No se trata de saber si la paz perpetua es posible en realidad o no lo es, ni si nos engañamos en nuestro juicio práctico cuando opinamos por la afirmativa, sino que debemos proceder como si este supuesto, que tal vez no se realizará, debiera, no obstante, realizarse. (Kant, 1968, p. 196)

Si bien al parecer no hay mucho optimismo sobre la posibilidad de la paz, Kant sostiene en La paz perpetua que la naturaleza dirige al hombre hacia ese fin. Cuando Kant se pronuncia sobre la garantía de la paz perpetua sostiene:

Quien suministra esa garantía es nada menos que la gran artista de la naturaleza […] en cuyo curso mecánico brilla visiblemente una finalidad: producir la armonía a través de la discordia entre los hombres, incluso contra la voluntad de ellos. (Kant, 2016, p. 102)

De tal forma que al ser la paz internacional un fin inmanente de la naturaleza, es decir, un fin al que necesariamente tendería la humanidad, esto solo se puede explicar desde una filosofía de la historia.
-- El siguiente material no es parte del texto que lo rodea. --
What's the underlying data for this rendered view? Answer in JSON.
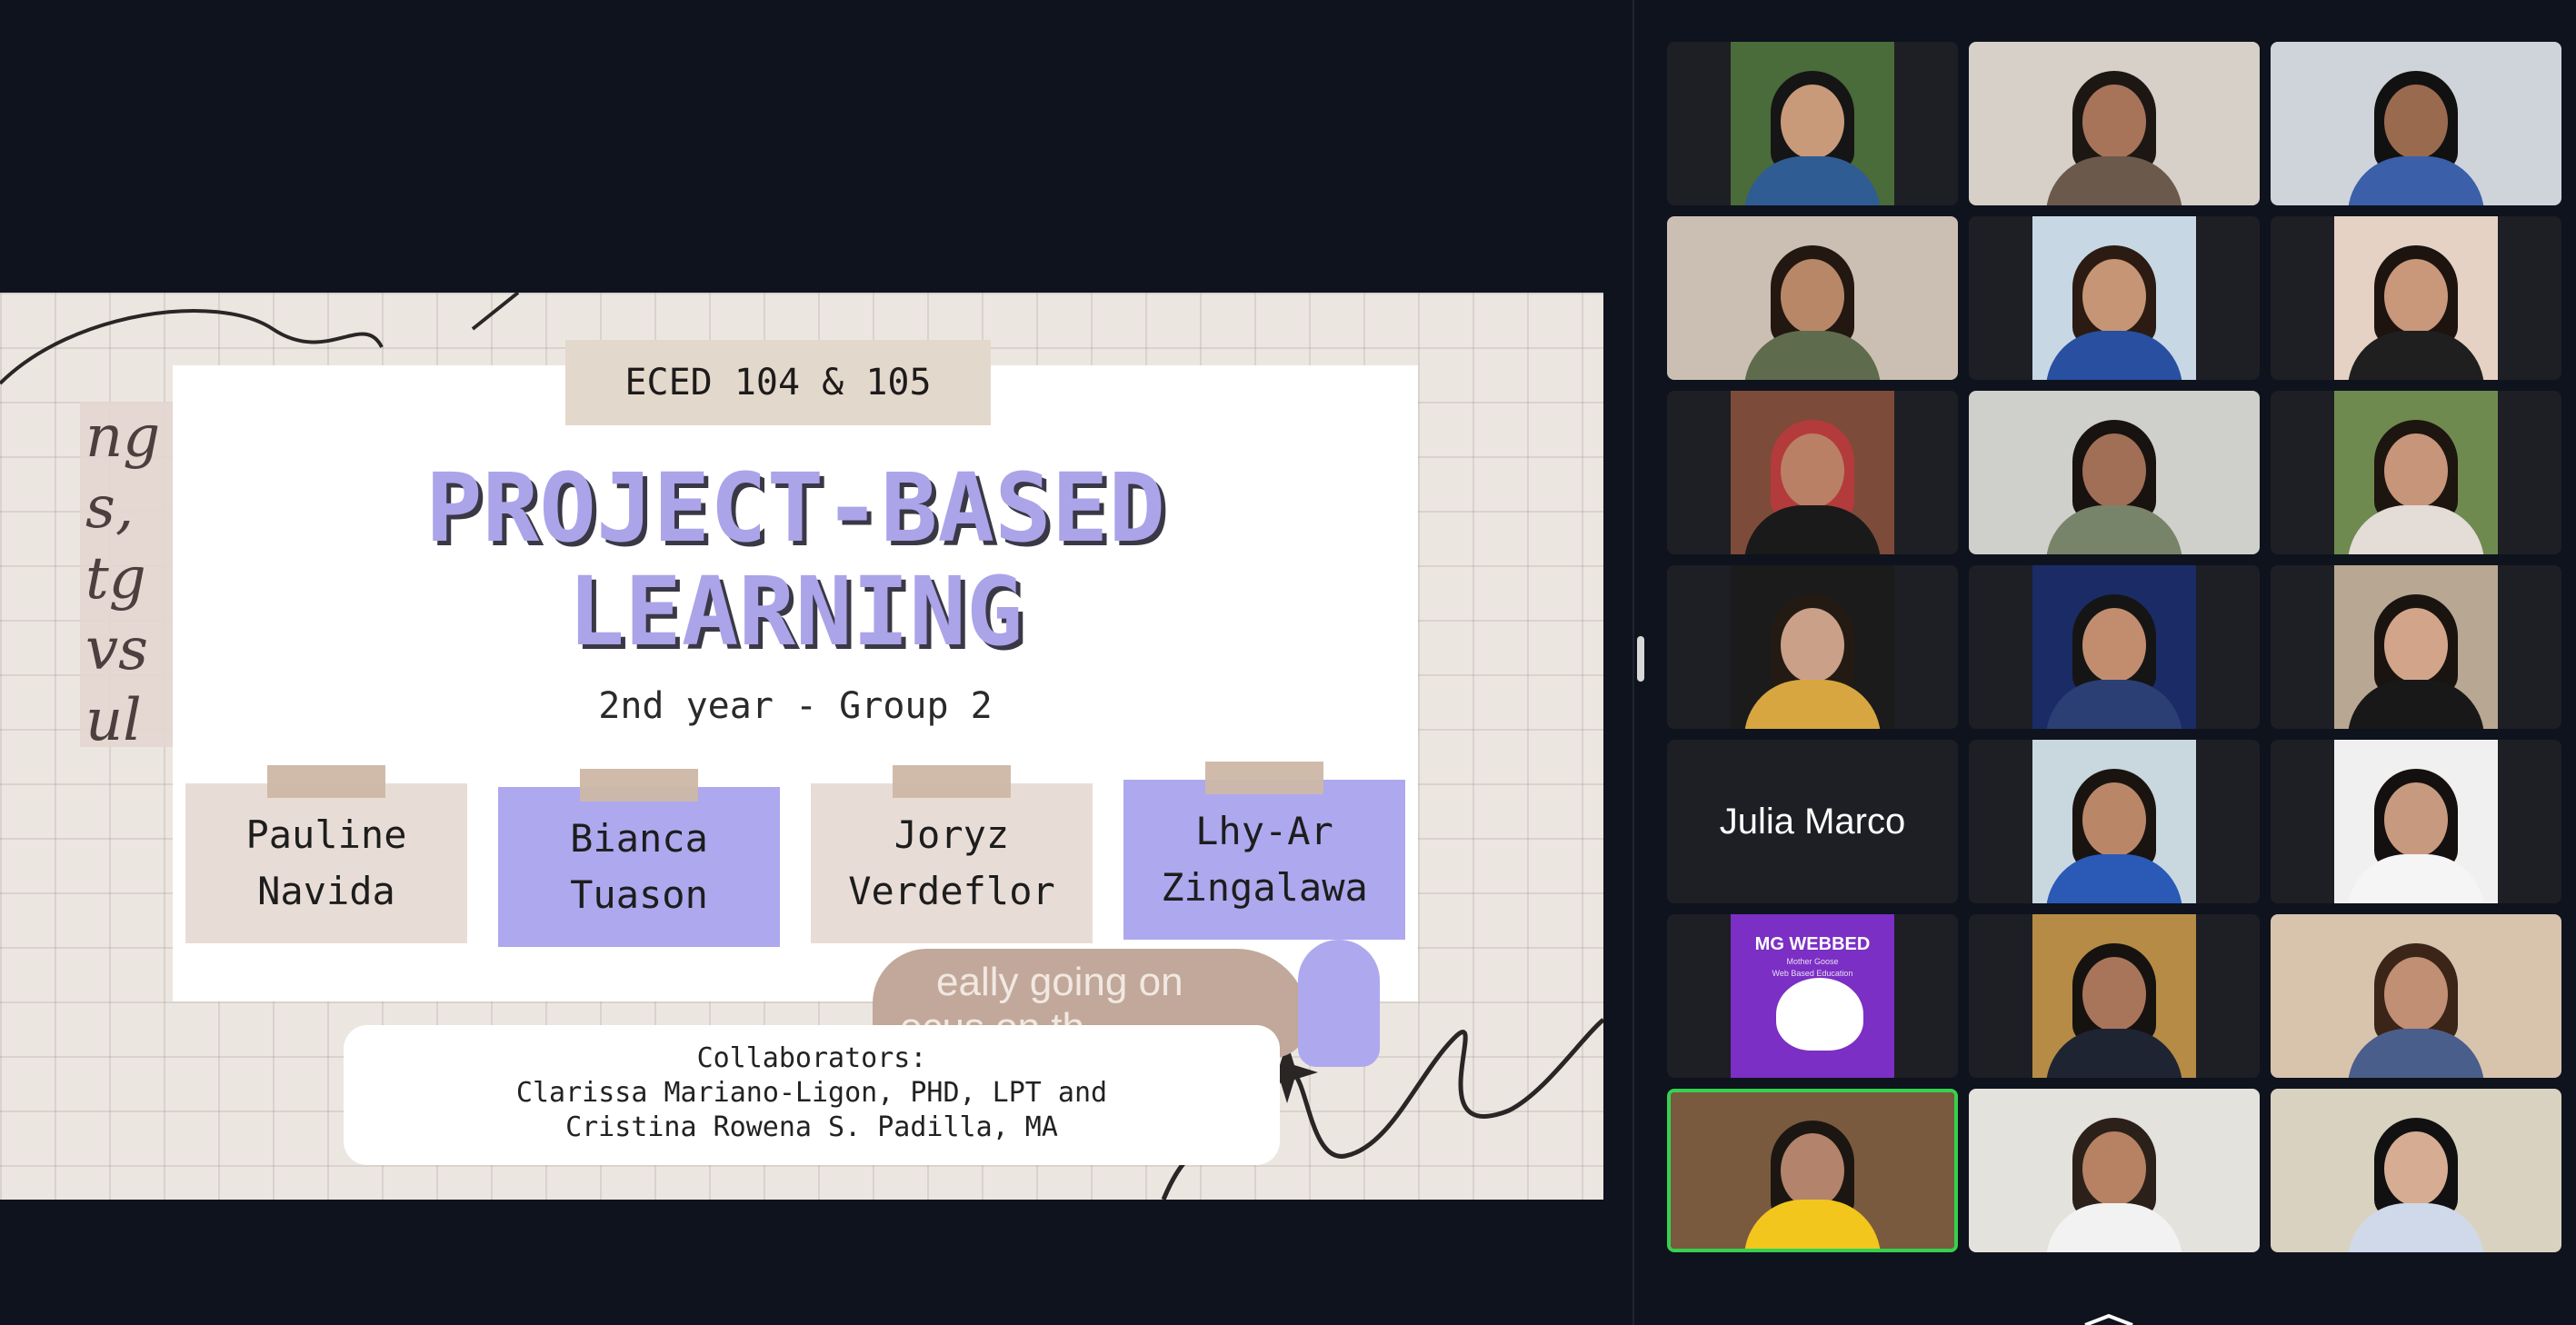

Toda filosofía de la historia, según Max Horkheimer (1982), filósofo de la Escuela de Fráncfort, tiende a encontrar legalidades que sirvan como instrumento para la realización de ese sentido y de esa razón. Gianbattista Vico fue quien abrió este camino. En Kant se cumplen plenamente estos requisitos que da Horkheimer. Entonces, emprendamos el camino desde la naturaleza hasta esa federación de Estados organizados y hacia esa ciudadanía cosmopolita, en la cual el hombre ya está más cerca de ese ideal, de esa utopía inconclusa denominada paz perpetua.
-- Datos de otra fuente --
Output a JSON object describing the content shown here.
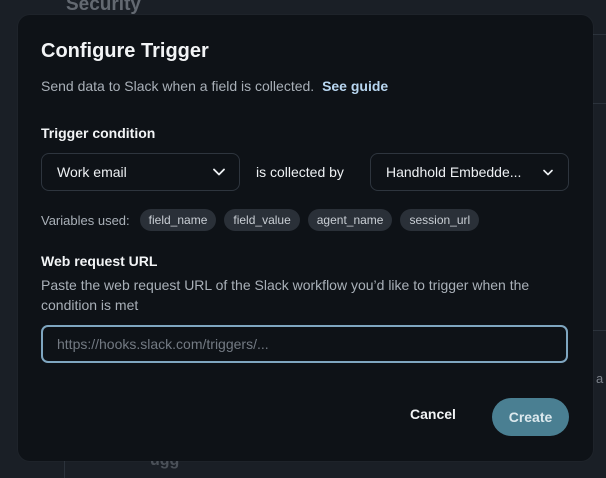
{
  "background": {
    "heading": "Security",
    "fragment": "ugg",
    "edge_text": "a"
  },
  "modal": {
    "title": "Configure Trigger",
    "subtitle": "Send data to Slack when a field is collected.",
    "guide_link": "See guide",
    "trigger": {
      "label": "Trigger condition",
      "field_select": "Work email",
      "connector": "is collected by",
      "agent_select": "Handhold Embedde..."
    },
    "variables": {
      "label": "Variables used:",
      "chips": [
        "field_name",
        "field_value",
        "agent_name",
        "session_url"
      ]
    },
    "webhook": {
      "label": "Web request URL",
      "help": "Paste the web request URL of the Slack workflow you’d like to trigger when the condition is met",
      "placeholder": "https://hooks.slack.com/triggers/...",
      "value": ""
    },
    "actions": {
      "cancel": "Cancel",
      "create": "Create"
    }
  },
  "colors": {
    "accent_button": "#4a7f92",
    "input_focus_border": "#7fa6c0",
    "link": "#b8d6f0"
  }
}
El hombre «sale» de la naturaleza gracias a la razón. La razón es esa chispa que lo lanza más allá de su hábitat natural. El hombre en este estado puede estar de dos formas: en una violencia incontenible o en una pacífica convivencia. Lo cierto es que en tales estados no se puede permanecer. Si el hombre decidiera vivir, sostiene Kant en Idea de una historia universal desde el punto de vista cosmopolita, en la naturaleza, en un estado natural armónico, esa maravillosa facultad, que es la razón, nunca hubiera aflorado ni hubiéramos cosechado sus frutos:

Los hombres, dulces como las ovejas que ellos pastorean, apenas si le hubieran procurado a la existencia un valor superior al del ganado doméstico, y no habrían llenado el vacío de la creación con respecto del fin que es propio de ellos, entendido como naturaleza racional.
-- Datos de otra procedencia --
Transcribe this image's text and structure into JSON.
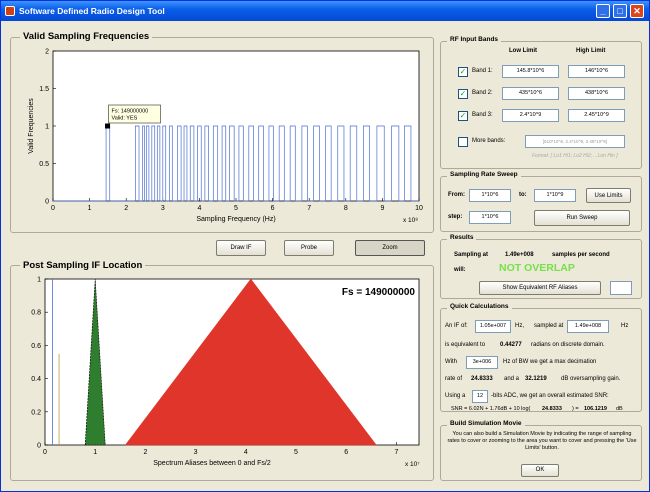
{
  "window": {
    "title": "Software Defined Radio Design Tool",
    "minimize": "_",
    "maximize": "□",
    "close": "✕"
  },
  "top_panel": {
    "title": "Valid Sampling Frequencies"
  },
  "bottom_panel": {
    "title": "Post Sampling IF Location"
  },
  "buttons": {
    "draw_if": "Draw IF",
    "probe": "Probe",
    "zoom": "Zoom"
  },
  "chart_data": [
    {
      "type": "line",
      "title": "",
      "xlabel": "Sampling Frequency (Hz)",
      "ylabel": "Valid Frequencies",
      "x_multiplier": "x 10⁸",
      "xlim": [
        0,
        10
      ],
      "ylim": [
        0,
        2
      ],
      "x_ticks": [
        "0",
        "1",
        "2",
        "3",
        "4",
        "5",
        "6",
        "7",
        "8",
        "9",
        "10"
      ],
      "y_ticks": [
        "0",
        "0.5",
        "1",
        "1.5",
        "2"
      ],
      "series": [
        {
          "values": "valid (1) / invalid (0) steps, dense valid bands between ~2.3 and ~9.8 x10^8 Hz"
        }
      ],
      "annotation": {
        "line1": "Fs: 149000000",
        "line2": "Valid: YES",
        "x": 1.49,
        "y": 1
      }
    },
    {
      "type": "area",
      "title": "Fs = 149000000",
      "xlabel": "Spectrum Aliases between 0 and Fs/2",
      "x_multiplier": "x 10⁷",
      "xlim": [
        0,
        7.45
      ],
      "ylim": [
        0,
        1
      ],
      "x_ticks": [
        "0",
        "1",
        "2",
        "3",
        "4",
        "5",
        "6",
        "7"
      ],
      "y_ticks": [
        "0",
        "0.2",
        "0.4",
        "0.6",
        "0.8",
        "1"
      ],
      "series": [
        {
          "color": "#e0352a",
          "shape": "triangle",
          "x": [
            1.6,
            4.1,
            6.6
          ],
          "y": [
            0,
            1,
            0
          ]
        },
        {
          "color": "#2f7d2f",
          "shape": "triangle",
          "x": [
            0.8,
            1.0,
            1.2
          ],
          "y": [
            0,
            1,
            0
          ]
        }
      ]
    }
  ],
  "rf": {
    "title": "RF Input Bands",
    "low_header": "Low Limit",
    "high_header": "High Limit",
    "bands": [
      {
        "label": "Band 1:",
        "checked": true,
        "low": "145.8*10^6",
        "high": "146*10^6"
      },
      {
        "label": "Band 2:",
        "checked": true,
        "low": "435*10^6",
        "high": "438*10^6"
      },
      {
        "label": "Band 3:",
        "checked": true,
        "low": "2.4*10^9",
        "high": "2.45*10^9"
      }
    ],
    "more_label": "More bands:",
    "more_placeholder": "[610*10^6, 2.4*10^9, 2.45*10^9]",
    "format": "Format: [ Lo1 Hi1; Lo2 Hi2; ...Lon Hin ]"
  },
  "sweep": {
    "title": "Sampling Rate Sweep",
    "from_label": "From:",
    "from": "1*10^6",
    "to_label": "to:",
    "to": "1*10^9",
    "step_label": "step:",
    "step": "1*10^6",
    "use_limits": "Use Limits",
    "run": "Run Sweep"
  },
  "results": {
    "title": "Results",
    "sampling_at": "Sampling at",
    "rate": "1.49e+008",
    "sps": "samples per second",
    "will": "will:",
    "verdict": "NOT OVERLAP",
    "aliases_btn": "Show Equivalent RF Aliases"
  },
  "quick": {
    "title": "Quick Calculations",
    "if_at": "An IF of:",
    "if_val": "1.05e+007",
    "hz1": "Hz,",
    "sampled_at": "sampled at",
    "samp_val": "1.49e+008",
    "hz2": "Hz",
    "equiv": "is equivalent to",
    "rad_val": "0.44277",
    "rad_txt": "radians on discrete domain.",
    "with": "With",
    "bw_val": "3e+006",
    "bw_txt": "Hz of BW we get a max decimation",
    "rate_of": "rate of",
    "dec_val": "24.8333",
    "and_a": "and a",
    "gain_val": "32.1219",
    "gain_txt": "dB oversampling gain.",
    "using": "Using a",
    "bits": "12",
    "adc_txt": "-bits ADC, we get an overall estimated SNR:",
    "snr_pre": "SNR = 6.02N + 1.76dB + 10 log(",
    "snr_dec": "24.8333",
    "snr_post": ") =",
    "snr_val": "106.1219",
    "snr_db": "dB"
  },
  "movie": {
    "title": "Build Simulation Movie",
    "text": "You can also build a Simulation Movie by indicating the range of sampling rates to cover or zooming to the area you want to cover and pressing the 'Use Limits' button.",
    "ok": "OK"
  }
}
Y respecto al segundo estado, al de guerra, sostiene:

¡Agradezcamos, pues, a la naturaleza por la incompatibilidad, la envidiosa vanagloria de la rivalidad, por el insaciable afán de posesión o poder! Sin eso todas las excelentes disposiciones de la humanidad estarían eternamente dormidas y carentes de desarrollo. (Kant, 1964, p. 44)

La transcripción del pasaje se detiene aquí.